SHANGHAI, Nov 27 (Reuters) - Heavy selling of blue-chip shares dragged China's stock markets sharply lower Monday, as the specter of rising borrowing costs hitting company profits haunts investors amid an increasing regulatory crackdown on risky financing.

Selling in China's stock markets last week had been prompted by a rout in the bond market that pushed yields on government treasury bonds to three-year highs, and by fresh moves to reduce risks in the asset management industry that may bring a sea change for banks and millions of small investors.

But while bond market jitters appeared to ease on Monday, stock market investors continued to unload shares in major firms that have enjoyed strong gains in recent weeks.

The blue-chip CSI300 index ended 1.3 percent lower at 4,050.67 points. The Shanghai Composite index was 0.9 percent lower at 3,322.23, while Hong Kong's Hang Seng index was 0.6 percent lower at 29,692.58 by 0725 GMT.

Major internet-of-things supplier BOE Technology , seen as a blue-chip bellwether, tumbled 9.7 percent on news that major shareholders planned to cut their stakes in the company.
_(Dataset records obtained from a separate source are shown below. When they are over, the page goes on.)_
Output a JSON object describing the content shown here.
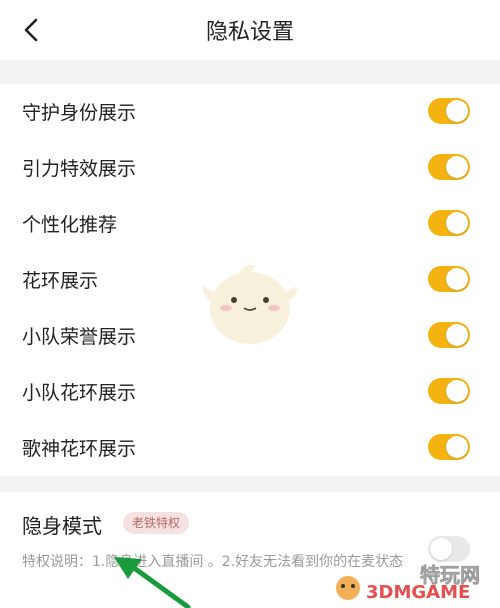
{
  "header": {
    "title": "隐私设置"
  },
  "settings": [
    {
      "label": "守护身份展示",
      "enabled": true
    },
    {
      "label": "引力特效展示",
      "enabled": true
    },
    {
      "label": "个性化推荐",
      "enabled": true
    },
    {
      "label": "花环展示",
      "enabled": true
    },
    {
      "label": "小队荣誉展示",
      "enabled": true
    },
    {
      "label": "小队花环展示",
      "enabled": true
    },
    {
      "label": "歌神花环展示",
      "enabled": true
    }
  ],
  "stealth": {
    "label": "隐身模式",
    "badge": "老铁特权",
    "description": "特权说明：1.隐身进入直播间 。2.好友无法看到你的在麦状态",
    "enabled": false
  },
  "watermark": {
    "text": "3DMGAME",
    "text2": "特玩网"
  },
  "colors": {
    "toggle_on": "#f5b311",
    "toggle_off": "#e9e9e9",
    "badge_bg": "#f6e1e1",
    "badge_text": "#b36a6a",
    "section_gap": "#f2f2f2",
    "arrow": "#1a9a3c"
  }
}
Shares in the company had surged 51.6 percent from the beginning of October to their highest closing price in nine years on Nov. 21, but have since plunged nearly 22 percent. "Blue chips have been rising too fast ... and soaring prices of stocks such as Moutai have apparently raised regulatory eyebrows," said Chen Xiaopeng, strategist at Sealand Securities Co, referring to liquor maker Kweichow Moutai.

"In addition, the new guidelines on asset management business have triggered expectations of tighter liquidity."

More regulatory measures may be on the way. Economic Information Daily reported on Monday that regulators are expected to tighten controls on consumer loan asset-backed securities ABS), in the latest move to increase oversight of financial products.

Some analysts said they saw a silver lining in the increased oversight.

"The recent correction in those blue chips stocks due to warnings from government as well as spill over effects from the bond rout may be good to prevent overheating in stock market," OCBC analysts wrote in a note Monday, pointing to the divergent performance of blue-chip stocks and smaller stocks, many of which are in the red this year.

QUIET BOND MARKET

Despite persistently high yields, traders said the bond market was subdued on Monday, though sentiment remained fragile as regulatory tightening keeps borrowing costs elevated and companies start to hoard cash heading into the year-end, when liquidity typically tightens.

The yield on Chinese 10-year treasury bonds stood at 3.979 percent on Monday, while five-year AAA-rated corporate bonds issued by Jiangsu Communications Holding were quoted at 5.201 percent, up 38.5 basis points since the end of October.

Yields on shorter-term instruments also remain high. AAA-rated three-month commercial paper yielded 5 percent, reflecting a rise of 57 basis points in November.

"Traders are hesitating, with no clear view on the direction," said a fixed-income manager in Shanghai.

"It's near the year-end, everyone is calculating bonuses so nobody wants to take more risk. Traders may just hope there will be no further drops in the market before the end of the year."

Markets largely shrugged off data showing profits at China's industrial firms continued to grow at a robust pace last month despite a slight cooling from a sizzling September.

Profits earned by China's industrial companies in October rose 25.1 percent from a year earlier, slowing from a 27.7 percent gain in September.

While robust earnings should give China Inc more room to reduce its massive debt - a key government priority - a Reuters analysis shows the debt pile at listed Chinese firms is still climbing, with levels at the end of September growing at the fastest pace in four years.

Highlighting the size of the problem and the potential drag on future economic growth, debt servicing costs have gobbled up about a fourth of state-owned firms' revenues in the last few quarters, and higher interest rates could see that burden grow.

China's yuan inched up against the dollar on Monday, but gains were capped as companies increased their purchases of the U.S. currency, traders said.

The onshore spot yuan opened at 6.5970 per dollar and was trading at 6.6060 at 0725 GMT.